Data Science for Hard Core Humanists: Opportunities and Challenges from Computational Assyriology

BIDS Data Science Research Seminar


March 4, 2020
4:00pm to 5:00pm
190 Doe Library
Get Directions

Abstract: Over the last 25 years Assyriologists have made great strides in collecting digital representations of cuneiform texts in transliteration. On the Data Science side, institutional developments and projects like Jupyter and Pandas have made computational methods more accessible to scholars of all stripes. The time has come, therefore, for these two developments to meet. The Computational Assyriology project ( aims to illustrate the potential of applying computational methods to cuneiform data by scaling up traditional Assyriological research questions and by building interactive visualizations of models (topic models, social networks, word embeddings) that can be explored in various ways. Will such models actually be used by practitioners in cuneiform studies? As it turns out, the challenges of data acquisition, data cleaning, coding, user interface, and social engineering are all intertwined.
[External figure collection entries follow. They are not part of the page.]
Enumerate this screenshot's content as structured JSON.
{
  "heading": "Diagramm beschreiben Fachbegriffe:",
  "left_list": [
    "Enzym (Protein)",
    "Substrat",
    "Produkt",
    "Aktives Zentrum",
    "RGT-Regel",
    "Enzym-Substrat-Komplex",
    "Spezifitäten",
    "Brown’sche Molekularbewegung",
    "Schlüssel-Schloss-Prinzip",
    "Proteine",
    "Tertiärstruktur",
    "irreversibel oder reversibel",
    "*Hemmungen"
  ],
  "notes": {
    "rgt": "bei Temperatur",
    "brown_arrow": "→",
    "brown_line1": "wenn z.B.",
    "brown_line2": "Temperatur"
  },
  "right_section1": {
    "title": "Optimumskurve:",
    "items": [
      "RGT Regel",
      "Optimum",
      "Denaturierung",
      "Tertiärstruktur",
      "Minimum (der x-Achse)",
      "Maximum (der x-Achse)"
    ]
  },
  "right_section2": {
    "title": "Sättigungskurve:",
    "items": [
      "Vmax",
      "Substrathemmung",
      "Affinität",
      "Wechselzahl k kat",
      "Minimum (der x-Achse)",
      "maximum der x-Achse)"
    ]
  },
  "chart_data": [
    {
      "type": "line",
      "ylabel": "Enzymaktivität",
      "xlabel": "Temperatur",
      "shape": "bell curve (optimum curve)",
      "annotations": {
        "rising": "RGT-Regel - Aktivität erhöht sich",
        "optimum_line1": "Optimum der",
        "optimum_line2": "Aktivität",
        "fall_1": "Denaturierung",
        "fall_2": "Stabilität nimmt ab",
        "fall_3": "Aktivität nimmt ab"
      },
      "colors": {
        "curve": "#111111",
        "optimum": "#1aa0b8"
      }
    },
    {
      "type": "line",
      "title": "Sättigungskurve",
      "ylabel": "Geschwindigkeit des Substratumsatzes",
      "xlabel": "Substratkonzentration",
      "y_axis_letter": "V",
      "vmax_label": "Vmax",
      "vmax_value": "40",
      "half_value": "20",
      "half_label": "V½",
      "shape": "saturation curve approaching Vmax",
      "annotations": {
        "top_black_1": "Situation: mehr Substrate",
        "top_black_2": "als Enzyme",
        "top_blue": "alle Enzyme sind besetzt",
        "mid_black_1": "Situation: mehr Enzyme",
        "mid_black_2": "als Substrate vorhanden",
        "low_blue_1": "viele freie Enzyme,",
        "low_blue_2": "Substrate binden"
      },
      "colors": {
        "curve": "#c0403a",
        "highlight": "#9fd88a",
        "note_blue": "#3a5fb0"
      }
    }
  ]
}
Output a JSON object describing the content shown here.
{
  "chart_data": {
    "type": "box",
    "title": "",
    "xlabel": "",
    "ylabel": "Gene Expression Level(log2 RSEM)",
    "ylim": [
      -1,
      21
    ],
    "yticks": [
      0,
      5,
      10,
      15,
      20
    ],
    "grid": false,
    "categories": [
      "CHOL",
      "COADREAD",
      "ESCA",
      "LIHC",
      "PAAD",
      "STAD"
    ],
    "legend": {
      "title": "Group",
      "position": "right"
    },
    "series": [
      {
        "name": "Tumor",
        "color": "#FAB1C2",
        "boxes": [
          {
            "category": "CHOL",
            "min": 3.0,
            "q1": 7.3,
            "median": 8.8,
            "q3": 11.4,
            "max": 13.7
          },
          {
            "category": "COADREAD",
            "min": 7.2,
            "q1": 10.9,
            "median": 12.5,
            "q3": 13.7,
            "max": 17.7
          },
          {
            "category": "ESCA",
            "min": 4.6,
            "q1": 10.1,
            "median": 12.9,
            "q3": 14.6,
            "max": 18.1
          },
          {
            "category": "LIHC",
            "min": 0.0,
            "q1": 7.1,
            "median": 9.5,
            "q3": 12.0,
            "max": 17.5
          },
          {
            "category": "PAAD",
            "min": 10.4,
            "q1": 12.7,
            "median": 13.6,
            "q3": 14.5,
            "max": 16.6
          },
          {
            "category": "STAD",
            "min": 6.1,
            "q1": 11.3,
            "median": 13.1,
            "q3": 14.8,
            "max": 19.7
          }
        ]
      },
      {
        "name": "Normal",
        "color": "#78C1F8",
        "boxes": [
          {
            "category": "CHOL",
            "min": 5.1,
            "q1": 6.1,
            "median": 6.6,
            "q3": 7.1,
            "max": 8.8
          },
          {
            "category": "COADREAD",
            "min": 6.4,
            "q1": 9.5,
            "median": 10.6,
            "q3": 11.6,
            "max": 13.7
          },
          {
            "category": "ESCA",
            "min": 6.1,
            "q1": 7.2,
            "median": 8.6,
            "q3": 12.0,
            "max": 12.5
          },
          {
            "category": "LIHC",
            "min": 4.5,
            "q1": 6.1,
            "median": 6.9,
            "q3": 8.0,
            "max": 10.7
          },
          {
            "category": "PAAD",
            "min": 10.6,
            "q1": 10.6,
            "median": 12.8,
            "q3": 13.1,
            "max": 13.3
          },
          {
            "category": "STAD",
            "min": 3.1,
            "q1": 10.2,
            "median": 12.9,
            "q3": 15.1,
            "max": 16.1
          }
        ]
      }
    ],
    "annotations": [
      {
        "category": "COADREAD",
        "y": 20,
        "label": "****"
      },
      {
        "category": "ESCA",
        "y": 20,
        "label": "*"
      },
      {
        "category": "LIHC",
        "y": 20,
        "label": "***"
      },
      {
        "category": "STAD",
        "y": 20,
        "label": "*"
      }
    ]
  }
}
BIDS Data Science Research Seminars feature Berkeley faculty and BIDS collaborators doing visionary research that illustrates the character of data science in this new decade. The series is offered to engage our diverse campus community and to enrich connections, discourse, and discovery among colleagues. All seminars are open to the public, and campus community members are especially encouraged to attend. Arrive half-an-hour early for light refreshments and discussion prior to the formal presentation.


Niek Veldhuis

Professor of Assyriology, Department of Near Eastern Studies, UC Berkeley

Niek Veldhuis is Professor of Assyriology (cuneiform studies) in the Department of Near Eastern Studies. He received his PhD at the Rijksuniversiteit Groningen (The Netherlands) in 1997, and came to Berkeley in 2002. His primary interests are in the intellectual history of ancient Mesopotamia (History of the Mesopotamian Lexical Tradition, 2014) and Sumerian literature (Religion, Literature and Scholarship: The Sumerian Composition Nanše and the Birds, 2004).  He is director of the NEH-supported Digital Corpus of Cuneiform Lexical Texts and is a member of the international Oracc Steering Committee, providing tools and standards for digital publication of cuneiform texts to scholars worldwide. Today, his main research focus is on developing computational text analysis scripts (primarily in Jupyter Notebooks) for cuneiform datasets.